[CW: hate crimes, racism, anti-Blackness, police violence, assault, mass shootings]
As violence against Asian Americans continued to convulse our cities and reverberate worldwide in early 2021, our mainstream media stopped briefly to note one newsworthy moment that then quickly fell off our collective radar. Swept aside by the Atlanta spa shootings just over a month later, the incident was largely forgotten and rarely resurfaces today. But it has kept me up at night ever since.
On Jan. 31, 2021, a 91-year-old East Asian American man was brutally attacked in Oakland’s Chinatown. It was just one of a slew of headlines we Asian Americans had seen multiply across our screens, watering the venomous seedlings of fear taking root in our minds as our parents and elders begged us to stay safe, and we likewise begged them not to go out. But this time, there was one crucial difference.

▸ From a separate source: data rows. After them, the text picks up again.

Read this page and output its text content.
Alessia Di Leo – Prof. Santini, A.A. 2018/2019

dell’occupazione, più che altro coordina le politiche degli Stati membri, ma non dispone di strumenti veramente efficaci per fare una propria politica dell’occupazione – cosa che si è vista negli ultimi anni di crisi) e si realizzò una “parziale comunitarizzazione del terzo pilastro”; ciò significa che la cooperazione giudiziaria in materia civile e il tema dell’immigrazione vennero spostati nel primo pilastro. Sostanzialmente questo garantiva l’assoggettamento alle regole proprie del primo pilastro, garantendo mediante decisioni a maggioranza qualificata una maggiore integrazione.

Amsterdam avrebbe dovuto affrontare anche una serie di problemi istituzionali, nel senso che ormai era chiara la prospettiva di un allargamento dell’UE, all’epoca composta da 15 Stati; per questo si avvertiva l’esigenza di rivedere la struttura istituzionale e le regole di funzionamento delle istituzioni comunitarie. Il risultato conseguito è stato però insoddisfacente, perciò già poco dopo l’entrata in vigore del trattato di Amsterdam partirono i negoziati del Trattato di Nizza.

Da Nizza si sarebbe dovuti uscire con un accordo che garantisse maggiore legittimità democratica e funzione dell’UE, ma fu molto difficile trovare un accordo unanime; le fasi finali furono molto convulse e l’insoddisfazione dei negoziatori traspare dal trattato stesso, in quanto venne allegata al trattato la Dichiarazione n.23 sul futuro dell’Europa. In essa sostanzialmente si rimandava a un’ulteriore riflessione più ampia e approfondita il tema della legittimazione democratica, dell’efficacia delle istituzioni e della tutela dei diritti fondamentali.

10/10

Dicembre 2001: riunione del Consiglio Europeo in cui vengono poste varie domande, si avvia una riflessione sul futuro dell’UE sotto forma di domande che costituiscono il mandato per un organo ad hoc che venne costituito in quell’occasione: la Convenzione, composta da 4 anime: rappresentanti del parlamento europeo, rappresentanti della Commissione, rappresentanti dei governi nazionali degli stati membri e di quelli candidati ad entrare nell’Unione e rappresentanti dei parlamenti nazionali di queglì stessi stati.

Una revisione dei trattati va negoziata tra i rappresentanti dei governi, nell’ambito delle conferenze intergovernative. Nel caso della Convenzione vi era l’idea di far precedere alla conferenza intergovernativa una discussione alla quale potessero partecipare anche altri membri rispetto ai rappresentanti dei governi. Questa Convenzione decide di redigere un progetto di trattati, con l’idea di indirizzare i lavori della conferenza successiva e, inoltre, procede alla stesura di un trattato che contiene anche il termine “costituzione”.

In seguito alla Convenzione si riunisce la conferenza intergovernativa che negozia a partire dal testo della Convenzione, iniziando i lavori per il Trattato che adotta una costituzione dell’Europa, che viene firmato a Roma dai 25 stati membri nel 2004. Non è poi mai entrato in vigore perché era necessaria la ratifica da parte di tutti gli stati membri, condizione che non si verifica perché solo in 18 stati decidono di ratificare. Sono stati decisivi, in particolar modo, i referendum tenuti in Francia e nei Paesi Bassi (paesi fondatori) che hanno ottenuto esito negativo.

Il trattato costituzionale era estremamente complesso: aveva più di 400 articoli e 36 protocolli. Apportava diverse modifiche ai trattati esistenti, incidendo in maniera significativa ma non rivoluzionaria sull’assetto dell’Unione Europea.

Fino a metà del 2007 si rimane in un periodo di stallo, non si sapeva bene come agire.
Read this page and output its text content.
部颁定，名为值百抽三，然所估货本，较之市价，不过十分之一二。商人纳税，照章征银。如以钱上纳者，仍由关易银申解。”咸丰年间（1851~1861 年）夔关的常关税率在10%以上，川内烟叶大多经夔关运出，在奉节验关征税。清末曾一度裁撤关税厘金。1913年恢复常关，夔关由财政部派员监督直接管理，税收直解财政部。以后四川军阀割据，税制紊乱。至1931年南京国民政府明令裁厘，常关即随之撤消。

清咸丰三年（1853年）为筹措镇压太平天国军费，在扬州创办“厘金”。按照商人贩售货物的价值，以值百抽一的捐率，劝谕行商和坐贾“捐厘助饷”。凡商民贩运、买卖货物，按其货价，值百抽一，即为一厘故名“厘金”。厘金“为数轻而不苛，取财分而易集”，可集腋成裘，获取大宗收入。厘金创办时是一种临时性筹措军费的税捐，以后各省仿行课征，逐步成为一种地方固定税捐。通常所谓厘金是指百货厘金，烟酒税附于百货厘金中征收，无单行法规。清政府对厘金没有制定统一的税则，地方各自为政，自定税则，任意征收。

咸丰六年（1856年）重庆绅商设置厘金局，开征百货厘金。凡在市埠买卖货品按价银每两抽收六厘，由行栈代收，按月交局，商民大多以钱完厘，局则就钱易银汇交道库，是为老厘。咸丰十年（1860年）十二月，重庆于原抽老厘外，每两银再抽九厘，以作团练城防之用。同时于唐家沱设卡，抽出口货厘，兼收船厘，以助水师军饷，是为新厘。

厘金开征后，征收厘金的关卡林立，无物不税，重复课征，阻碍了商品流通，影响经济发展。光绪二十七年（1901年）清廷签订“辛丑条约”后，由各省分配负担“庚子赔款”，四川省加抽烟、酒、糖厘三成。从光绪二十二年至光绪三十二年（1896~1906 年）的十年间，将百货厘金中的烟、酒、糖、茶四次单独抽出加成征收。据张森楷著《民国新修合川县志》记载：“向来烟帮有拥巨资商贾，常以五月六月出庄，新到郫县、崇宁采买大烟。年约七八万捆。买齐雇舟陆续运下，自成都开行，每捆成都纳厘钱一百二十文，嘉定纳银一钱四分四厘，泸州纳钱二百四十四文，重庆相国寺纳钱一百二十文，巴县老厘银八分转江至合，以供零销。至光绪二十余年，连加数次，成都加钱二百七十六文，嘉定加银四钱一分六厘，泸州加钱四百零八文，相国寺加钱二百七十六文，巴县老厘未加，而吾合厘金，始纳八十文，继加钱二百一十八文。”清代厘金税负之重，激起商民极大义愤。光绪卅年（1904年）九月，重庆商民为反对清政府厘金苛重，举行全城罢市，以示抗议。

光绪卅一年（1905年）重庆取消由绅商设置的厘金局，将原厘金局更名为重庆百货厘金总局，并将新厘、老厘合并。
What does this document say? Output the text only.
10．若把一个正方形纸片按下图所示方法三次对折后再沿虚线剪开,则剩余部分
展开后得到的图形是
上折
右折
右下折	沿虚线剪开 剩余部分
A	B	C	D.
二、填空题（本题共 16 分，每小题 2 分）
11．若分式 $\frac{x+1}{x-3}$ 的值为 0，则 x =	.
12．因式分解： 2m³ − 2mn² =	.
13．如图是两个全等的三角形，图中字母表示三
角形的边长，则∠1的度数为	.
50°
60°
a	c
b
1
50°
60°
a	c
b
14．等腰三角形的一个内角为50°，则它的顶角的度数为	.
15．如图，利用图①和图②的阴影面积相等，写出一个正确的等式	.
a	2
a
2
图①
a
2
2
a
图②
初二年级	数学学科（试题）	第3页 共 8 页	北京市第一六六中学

Frustrated by the slow police response to the Oakland assault, Daniel Dae Kim and Daniel Wu, two prominent East Asian actors who embody modern Asian American representation on the big and small screen, announced a reward of $25,000 for information leading to the arrest of the perpetrator of the assault. Their social media posts featured a video of the incident: pixelated closed-circuit footage cut for maximum shock value. Within less than two weeks, Yahya Muslim, the 28-year-old Black man seen in the video, was arrested. A happy ending, it would seem.
But at what cost?
Drifting Further From Our Allies of Color
While many Asian Americans rejoiced at this seeming success of justice — and many others notably did not — Kim’s and Wu’s posts didn’t just attract tens of thousands of likes; they also opened the floodgates to thousands of comments criticizing the Black Lives Matter movement and spewing racist hate. This social media frenzy was egged on by mainstream media outlets eager to cover new angles on anti-Asian violence, an issue they still understand so poorly.